A friend who is a student at Hasting Law School and another student of linguistics at S.F. State University report that nearly all the faculty at both schools were visible and outspoken supporters of the Democratic candidate for president. (I forgot his name already.)
The linguistics part may not be surprising, since prominent linguists Noam Chomsky and George Lakoff are Lefty fanatics. (The KoKo gorilla people have named one of their primates Noam Chimpsky.)
This bad behavior by professors may seem like a moral problem -- but it isn’t. Teachers in Kindergarten through 12th grade know that they are not permitted to use their position of power as a teacher to promote personal political views. University academics follow no such moral restraint.
The reason academics are such moral scofflaws is tenure. Tenured professors live and teach leftyism as blatant evidence of their tenured immunity. That leads other academics and academic wannabees who are seeking tenure to become moral scofflaws and preach leftyism themselves.
I plan to write a series of blogs on the reasons to get rid of tenure and outline a way to get rid of it.
This first blog is to point out that tenure has created a political monoculture among academics. Political monoculture in universities is a direct proof of tenure’s failure to achieve its only goal: intellectual diversity.

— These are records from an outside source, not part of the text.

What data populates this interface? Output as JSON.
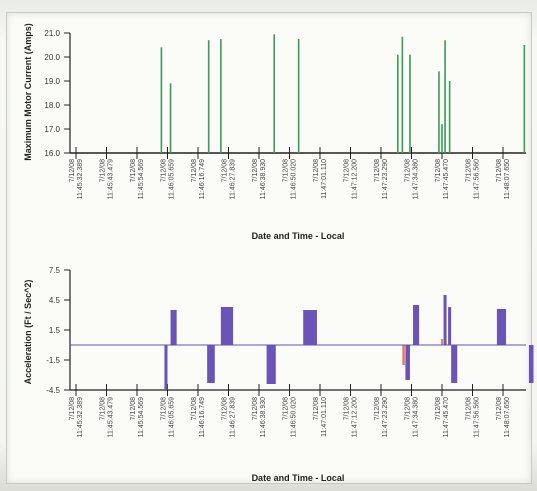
{
  "chart_data": [
    {
      "type": "bar",
      "title": "",
      "xlabel": "Date and Time - Local",
      "ylabel": "Maximum Motor Current (Amps)",
      "ylim": [
        16.0,
        21.0
      ],
      "y_ticks": [
        "21.0",
        "20.0",
        "19.0",
        "18.0",
        "17.0",
        "16.0"
      ],
      "x_tick_labels": [
        [
          "7/12/08",
          "11:45:32.389"
        ],
        [
          "7/12/08",
          "11:45:43.479"
        ],
        [
          "7/12/08",
          "11:45:54.569"
        ],
        [
          "7/12/08",
          "11:46:05.659"
        ],
        [
          "7/12/08",
          "11:46:16.749"
        ],
        [
          "7/12/08",
          "11:46:27.839"
        ],
        [
          "7/12/08",
          "11:46:38.930"
        ],
        [
          "7/12/08",
          "11:46:50.020"
        ],
        [
          "7/12/08",
          "11:47:01.110"
        ],
        [
          "7/12/08",
          "11:47:12.200"
        ],
        [
          "7/12/08",
          "11:47:23.290"
        ],
        [
          "7/12/08",
          "11:47:34.380"
        ],
        [
          "7/12/08",
          "11:47:45.470"
        ],
        [
          "7/12/08",
          "11:47:56.560"
        ],
        [
          "7/12/08",
          "11:48:07.650"
        ]
      ],
      "series": [
        {
          "color": "#3c9a5a",
          "points": [
            {
              "x": 2.8,
              "y": 20.4
            },
            {
              "x": 3.1,
              "y": 18.9
            },
            {
              "x": 4.35,
              "y": 20.7
            },
            {
              "x": 4.75,
              "y": 20.75
            },
            {
              "x": 6.5,
              "y": 20.95
            },
            {
              "x": 7.3,
              "y": 20.75
            },
            {
              "x": 10.55,
              "y": 20.1
            },
            {
              "x": 10.7,
              "y": 20.85
            },
            {
              "x": 10.95,
              "y": 20.1
            },
            {
              "x": 11.9,
              "y": 19.4
            },
            {
              "x": 12.0,
              "y": 17.2
            },
            {
              "x": 12.1,
              "y": 20.7
            },
            {
              "x": 12.25,
              "y": 19.0
            },
            {
              "x": 14.7,
              "y": 20.5
            }
          ]
        }
      ]
    },
    {
      "type": "bar",
      "title": "",
      "xlabel": "Date and Time - Local",
      "ylabel": "Acceleration (Ft / Sec^2)",
      "ylim": [
        -4.5,
        7.5
      ],
      "y_ticks": [
        "7.5",
        "4.5",
        "1.5",
        "-1.5",
        "-4.5"
      ],
      "baseline": 0,
      "x_tick_labels": [
        [
          "7/12/08",
          "11:45:32.389"
        ],
        [
          "7/12/08",
          "11:45:43.479"
        ],
        [
          "7/12/08",
          "11:45:54.569"
        ],
        [
          "7/12/08",
          "11:46:05.659"
        ],
        [
          "7/12/08",
          "11:46:16.749"
        ],
        [
          "7/12/08",
          "11:46:27.839"
        ],
        [
          "7/12/08",
          "11:46:38.930"
        ],
        [
          "7/12/08",
          "11:46:50.020"
        ],
        [
          "7/12/08",
          "11:47:01.110"
        ],
        [
          "7/12/08",
          "11:47:12.200"
        ],
        [
          "7/12/08",
          "11:47:23.290"
        ],
        [
          "7/12/08",
          "11:47:34.380"
        ],
        [
          "7/12/08",
          "11:47:45.470"
        ],
        [
          "7/12/08",
          "11:47:56.560"
        ],
        [
          "7/12/08",
          "11:48:07.650"
        ]
      ],
      "series": [
        {
          "color": "#6a54b8",
          "bars": [
            {
              "x0": 2.9,
              "x1": 3.0,
              "y": -4.5
            },
            {
              "x0": 3.1,
              "x1": 3.3,
              "y": 3.5
            },
            {
              "x0": 4.3,
              "x1": 4.55,
              "y": -3.8
            },
            {
              "x0": 4.75,
              "x1": 5.15,
              "y": 3.8
            },
            {
              "x0": 6.25,
              "x1": 6.55,
              "y": -3.9
            },
            {
              "x0": 7.45,
              "x1": 7.9,
              "y": 3.5
            },
            {
              "x0": 10.8,
              "x1": 10.95,
              "y": -3.5
            },
            {
              "x0": 11.05,
              "x1": 11.25,
              "y": 4.0
            },
            {
              "x0": 12.05,
              "x1": 12.15,
              "y": 5.0
            },
            {
              "x0": 12.2,
              "x1": 12.3,
              "y": 3.8
            },
            {
              "x0": 12.3,
              "x1": 12.5,
              "y": -3.8
            },
            {
              "x0": 13.8,
              "x1": 14.1,
              "y": 3.6
            },
            {
              "x0": 14.85,
              "x1": 15.0,
              "y": -3.8
            }
          ]
        },
        {
          "color": "#e07a5a",
          "bars": [
            {
              "x0": 10.7,
              "x1": 10.78,
              "y": -2.0
            },
            {
              "x0": 11.97,
              "x1": 12.03,
              "y": 0.6
            }
          ]
        }
      ]
    }
  ]
}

As further proof of tenure’s failure, take a look at my list of public intellectuals in the column on the left. The overwhelming majority of public intellectuals are not in academia. What do we need tenure for? Not to help thinkers be publicly creative. Not to contribute important input to the public dialog.
Tenure is a total waste. Tenure is an indefensible waste.
It is time to get rid of tenure. Tenure has of course been publicly abused. Tenured Harvard professor Cornel West, now tenured at Princeton, is a public anti-Semite. Tenured professor at City College of New York, Leonard Jeffries, is both anti-Semitic and anti-White. Both professors are blatant in flaunting their tenured immunity.
I could change my mind if I knew a few tenured professors who were fun and had a sense of humor.